Any discussion of why COLT has had difficulties is inherently controversial as is any story about well-intentioned people making the wrong decisions. Nevertheless, this may be worth discussing in the hope of avoiding problems in the future and general understanding. In any such discussion there is a strong tendency to identify with a conference/community in a patriotic manner that is detrimental to thinking. Keep in mind that conferences exist to further research.

My understanding (I wasn’t around) is that COLT started as a subcommunity of the computer science theory community. This implies several things:

1. There was a basic tension facing authors: Do you submit to COLT or to FOCS or STOC which are the “big” theory conferences?
2. The research programs in COLT were motivated by theoretical concerns (rather than, say, practical experience). This includes motivations like understanding the combinatorics of some models of learning and the relationship with crypto.

This worked well in the beginning when new research programs were being defined and new learning models were under investigation. What went wrong from there is less clear.

1. Perhaps the community shifted focus from thinking about new learning models to simply trying to find solutions in older models, and this went stale.
2. Perhaps some critical motivations were left out. Many of the learning models under investigation at COLT strike empirically motivated people as implausibly useful.
3. Perhaps the conference/community was not inviting enough to new forms of learning theory. Many pieces of learning theory have not appeared at COLT over the last 20 years.

These concerns have been addressed since the low point of COLT, but the long term health is still questionable: ICML has been accepting learning theory with plausible empirical motivations and a mathematical learning theory conference has appeared so there are several choices of venue available to authors.

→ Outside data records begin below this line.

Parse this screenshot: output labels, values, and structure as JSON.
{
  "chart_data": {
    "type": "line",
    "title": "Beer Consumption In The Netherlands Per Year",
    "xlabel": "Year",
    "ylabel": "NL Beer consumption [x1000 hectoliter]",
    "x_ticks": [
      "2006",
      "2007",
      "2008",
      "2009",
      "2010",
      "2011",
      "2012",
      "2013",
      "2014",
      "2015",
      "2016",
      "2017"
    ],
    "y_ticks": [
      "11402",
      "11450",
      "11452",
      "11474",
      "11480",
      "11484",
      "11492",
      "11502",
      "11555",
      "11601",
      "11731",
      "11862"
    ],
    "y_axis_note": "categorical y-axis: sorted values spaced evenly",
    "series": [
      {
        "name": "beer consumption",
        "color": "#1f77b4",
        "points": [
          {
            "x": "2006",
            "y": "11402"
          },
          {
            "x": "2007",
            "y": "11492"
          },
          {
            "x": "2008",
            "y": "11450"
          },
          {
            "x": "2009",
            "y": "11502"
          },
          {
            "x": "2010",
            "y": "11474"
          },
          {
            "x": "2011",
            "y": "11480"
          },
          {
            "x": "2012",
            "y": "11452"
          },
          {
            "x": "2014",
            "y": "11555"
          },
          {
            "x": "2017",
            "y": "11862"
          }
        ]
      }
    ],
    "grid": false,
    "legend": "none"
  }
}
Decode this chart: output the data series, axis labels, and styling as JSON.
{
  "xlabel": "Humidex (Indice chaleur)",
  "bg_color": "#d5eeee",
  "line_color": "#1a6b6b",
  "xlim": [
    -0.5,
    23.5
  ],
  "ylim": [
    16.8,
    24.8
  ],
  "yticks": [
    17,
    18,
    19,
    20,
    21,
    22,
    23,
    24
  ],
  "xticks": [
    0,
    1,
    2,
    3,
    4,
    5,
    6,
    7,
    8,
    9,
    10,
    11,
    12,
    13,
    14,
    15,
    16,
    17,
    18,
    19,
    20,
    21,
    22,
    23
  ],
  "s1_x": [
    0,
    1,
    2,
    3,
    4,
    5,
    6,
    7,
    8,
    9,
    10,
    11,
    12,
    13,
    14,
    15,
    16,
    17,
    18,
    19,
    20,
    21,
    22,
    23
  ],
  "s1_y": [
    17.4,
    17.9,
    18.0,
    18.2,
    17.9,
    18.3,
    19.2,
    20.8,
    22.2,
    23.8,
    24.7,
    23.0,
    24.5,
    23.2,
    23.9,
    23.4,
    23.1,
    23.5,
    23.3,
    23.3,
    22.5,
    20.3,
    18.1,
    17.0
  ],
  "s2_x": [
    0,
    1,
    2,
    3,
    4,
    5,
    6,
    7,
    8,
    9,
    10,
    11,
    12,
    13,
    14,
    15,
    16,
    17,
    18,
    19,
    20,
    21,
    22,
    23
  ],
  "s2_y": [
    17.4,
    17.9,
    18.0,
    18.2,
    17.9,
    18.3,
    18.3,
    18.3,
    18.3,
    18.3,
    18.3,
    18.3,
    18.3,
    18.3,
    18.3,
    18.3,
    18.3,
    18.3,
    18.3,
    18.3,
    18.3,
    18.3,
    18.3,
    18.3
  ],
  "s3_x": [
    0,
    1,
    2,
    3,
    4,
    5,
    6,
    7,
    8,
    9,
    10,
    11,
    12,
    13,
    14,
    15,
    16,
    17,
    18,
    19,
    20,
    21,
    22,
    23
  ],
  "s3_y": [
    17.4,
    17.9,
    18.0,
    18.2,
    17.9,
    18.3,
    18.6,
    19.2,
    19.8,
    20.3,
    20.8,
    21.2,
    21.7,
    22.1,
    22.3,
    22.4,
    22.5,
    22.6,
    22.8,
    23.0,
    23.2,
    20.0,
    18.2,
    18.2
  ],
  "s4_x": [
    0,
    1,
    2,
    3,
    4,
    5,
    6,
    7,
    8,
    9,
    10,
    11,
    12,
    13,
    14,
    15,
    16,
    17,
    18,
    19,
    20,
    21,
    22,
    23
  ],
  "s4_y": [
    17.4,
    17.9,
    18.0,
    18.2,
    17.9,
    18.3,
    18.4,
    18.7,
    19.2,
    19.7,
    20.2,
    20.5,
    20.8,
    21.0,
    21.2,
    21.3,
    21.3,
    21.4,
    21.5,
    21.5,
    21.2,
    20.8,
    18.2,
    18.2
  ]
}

The good news is that this year’s COLT appeared healthy. The topics covered by the program were diverse and often interesting. Several of the papers seem quite relevant to the practice of machine learning. Perhaps an even better measure is that there were many younger people in attendance.

COLT had an impromptu session which seemed as interesting or more interesting than any other single technical session (despite being only an hour long). There are several roles that an impromptu session can play including:

1. Announcing new work since the paper deadline. Letting this happen now rather than later helps aid the process of research.
2. Discussing a paper that was rejected. Reviewers err sometimes and an impromptu session provides a means to remedy that.
3. Entertainment. We all like to have a bit of fun.

For design, the following seem important:

1. Impromptu speakers should not have much time. At COLT, it was 8 minutes, but I have seen even 5 work well.
2. The entire impromptu session should not last too long because the format is dense and promotes restlessness. A half hour or hour can work well.

Impromptu talks are a mechanism to let a little bit of chaos into the schedule. They will be chaotic in content, presentation, and usefulness. The fundamental advantage of this chaos is that it provides a means for covering material that the planned program did not (or could not). This seems like a “bargain use of time” considering the short duration. One caveat is that it is unclear how well this mechanism can scale to large conferences.